A recent report issued by Citizens for Responsibility and Ethics in Washington (CREW) finds that President Trump has 2,300 conflicts of interest. (For some reason, I’m having trouble linking to the report, but it’s easily Googled.)
We see a number of vague accusations of this administration’s “corruption,” but that all-encompassing description doesn’t tell us what the improprieties are, or why the behaviors are unethical. As a result, we are in danger of normalizing them.
The most common definition of a conflict of interest is a situation in which a person is in a position to derive personal benefit from actions or decisions made in their official capacity. CREW puts meat on the bare bones of that definition. The report begins with an explanation of the importance of divestment and the reasons for it.
Prior to President Trump, every modern president divested their business interests before entering office. For decades, this norm of presidential conduct has served as an important signal for both Republican and Democratic administrations to show that, as the nation’s most powerful and prominent public servant, the president would not put personal financial interests before the interests of the country. Divestiture also served as an assurance to the public that the president would not open himself up to undue influence from special interests and foreign governments that might use his businesses as a way to curry favor with him and his administration.
The president has visited his properties 362 times at taxpayer expense during his administration, sometimes visiting multiple properties in a single day. The number of days he’s spent time at a Trump-branded property account for almost a third of the days he’s been president.
One-hundred eleven officials from 65 foreign governments have visited a Trump property.
CREW has recorded 630 visits to Trump properties from at least 250 Trump administration officials. Ivanka Trumpand Jared Kushner are the most frequent executive branch officials to visit Trump properties, other than the president himself. Jared has made 28 known visits, while Ivanka has made 23.
Members of Congress have flocked to President Trump’s properties: 90 members of Congress have made 188 visits to a Trump property.
President Trump has used the presidency to provide free publicity for his properties, which he still profits from as president. As president, Trump has tweeted about or mentioned one of his properties on 159 occasions, and White House officials have mentioned a Trump property 65 times, sometimes in the course of their official duties.
Political groups have spent $5.9 million at Trump properties since President Trump took office. In more than a decade prior to his run for president, Trump’s businesses never received more than $100,000 from political groups in a single year.

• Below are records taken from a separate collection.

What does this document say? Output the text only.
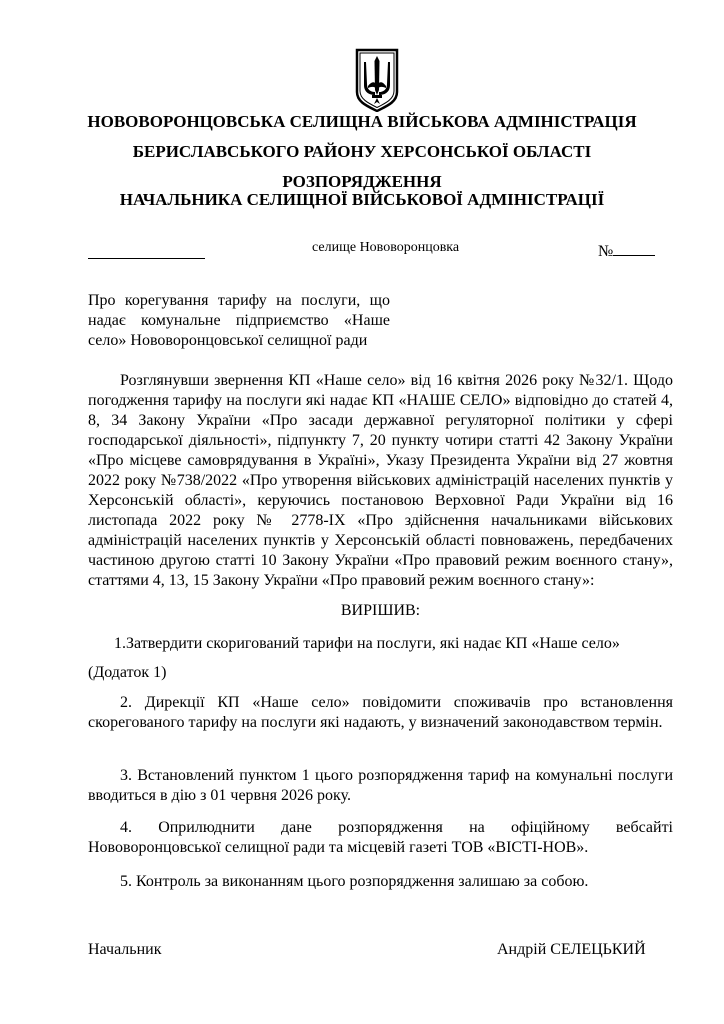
НОВОВОРОНЦОВСЬКА СЕЛИЩНА ВІЙСЬКОВА АДМІНІСТРАЦІЯ
БЕРИСЛАВСЬКОГО РАЙОНУ ХЕРСОНСЬКОЇ ОБЛАСТІ
РОЗПОРЯДЖЕННЯ
НАЧАЛЬНИКА СЕЛИЩНОЇ ВІЙСЬКОВОЇ АДМІНІСТРАЦІЇ
селище Нововоронцовка	№
Про корегування тарифу на послуги, що надає комунальне підприємство «Наше село» Нововоронцовської селищної ради
Розглянувши звернення КП «Наше село» від 16 квітня 2026 року №32/1. Щодо погодження тарифу на послуги які надає КП «НАШЕ СЕЛО» відповідно до статей 4, 8, 34 Закону України «Про засади державної регуляторної політики у сфері господарської діяльності», підпункту 7, 20 пункту чотири статті 42 Закону України «Про місцеве самоврядування в Україні», Указу Президента України від 27 жовтня 2022 року №738/2022 «Про утворення військових адміністрацій населених пунктів у Херсонській області», керуючись постановою Верховної Ради України від 16 листопада 2022 року № 2778-IX «Про здійснення начальниками військових адміністрацій населених пунктів у Херсонській області повноважень, передбачених частиною другою статті 10 Закону України «Про правовий режим воєнного стану», статтями 4, 13, 15 Закону України «Про правовий режим воєнного стану»:
ВИРІШИВ:
1.Затвердити скоригований тарифи на послуги, які надає КП «Наше село»
(Додаток 1)
2. Дирекції КП «Наше село» повідомити споживачів про встановлення скорегованого тарифу на послуги які надають, у визначений законодавством термін.
3. Встановлений пунктом 1 цього розпорядження тариф на комунальні послуги вводиться в дію з 01 червня 2026 року.
4. Оприлюднити дане розпорядження на офіційному вебсайті Нововоронцовської селищної ради та місцевій газеті ТОВ «ВІСТІ-НОВ».
5. Контроль за виконанням цього розпорядження залишаю за собою.
Начальник	Андрій СЕЛЕЦЬКИЙ
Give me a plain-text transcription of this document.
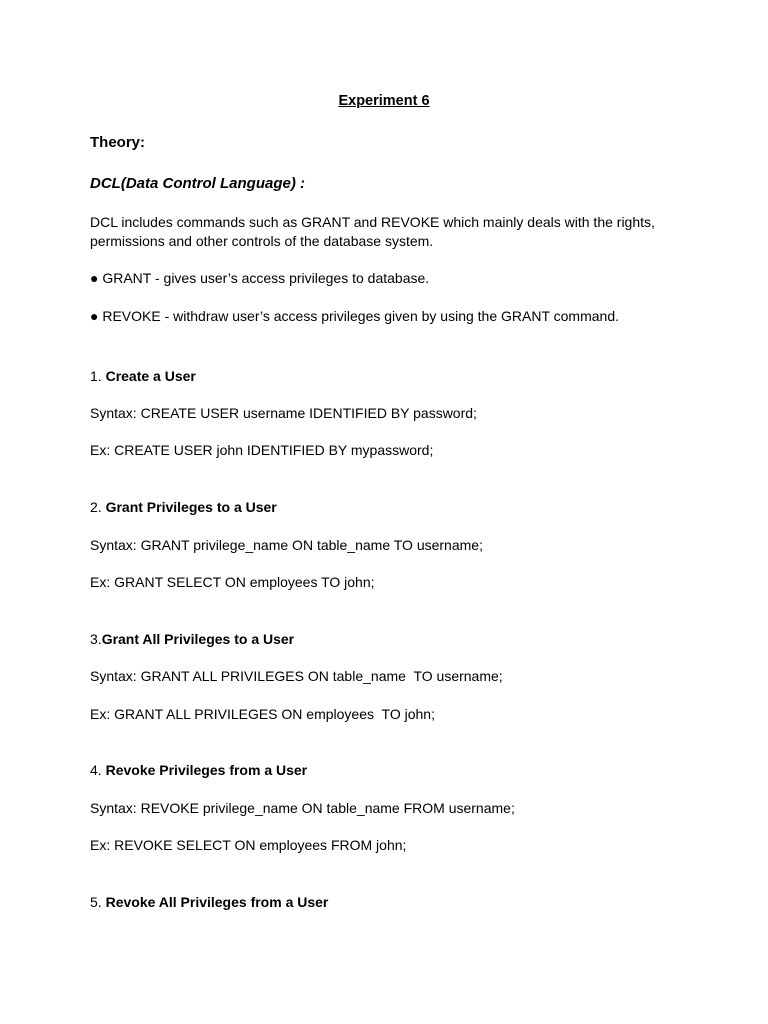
Experiment 6
Theory:
DCL(Data Control Language) :
DCL includes commands such as GRANT and REVOKE which mainly deals with the rights,
permissions and other controls of the database system.
● GRANT - gives user’s access privileges to database.
● REVOKE - withdraw user’s access privileges given by using the GRANT command.
1. Create a User
Syntax: CREATE USER username IDENTIFIED BY password;
Ex: CREATE USER john IDENTIFIED BY mypassword;
2. Grant Privileges to a User
Syntax: GRANT privilege_name ON table_name TO username;
Ex: GRANT SELECT ON employees TO john;
3.Grant All Privileges to a User
Syntax: GRANT ALL PRIVILEGES ON table_name  TO username;
Ex: GRANT ALL PRIVILEGES ON employees  TO john;
4. Revoke Privileges from a User
Syntax: REVOKE privilege_name ON table_name FROM username;
Ex: REVOKE SELECT ON employees FROM john;
5. Revoke All Privileges from a User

Foreign governments and foreign government-linked organizations have hosted 12 events at Trump properties since the president took office. These events have been attended by at least 19 administration officials.
There is much more.
Trump’s behavior has been a truly shocking departure from that of previous presidents, but in all fairness, the expectation that government officials will avoid both conflicts and the appearance of conflicts has been eroded over the years by practices in the Senate.
As they set national policy on important issues such as climate change, tech monopolies, medical debt and income inequality, US senators have glaring conflicts of interest, an investigation by news website Sludge and the Guardian can reveal.
An analysis of personal financial disclosure data as of 16 August has found that 51 senators and their spouses have as much as $96m personally invested in corporate stocks in five key sectors: communications/electronics; defense; energy and natural resources; finance, insurance and real estate; and health.
The majority of these stocks come from public companies, and some are private.
Overall, the senators are invested in 338 companies – including tech firms such as Apple and Microsoft, oil and gas giants including ExxonMobil and Antero Midstream, telecom companies including Verizon, and major defense contractors such as Boeing – in the five sectors as categorized by Sludge.
As the article noted, this ownership is not illegal, but such investments raise real questions about lawmakers’ motivations.
We have a lot of work to do.
In 2020, Americans’ first priority must be delivery of an overwhelming, crushing defeat to Trump and the obsequious Republicans who continue to enable him.
Our second must be a wholesale “clean up” of government– reform of electoral systems and governmental structures that facilitate unethical behavior, from state-level gerrymandering and voter suppression, to Senate-level conflicts of interest.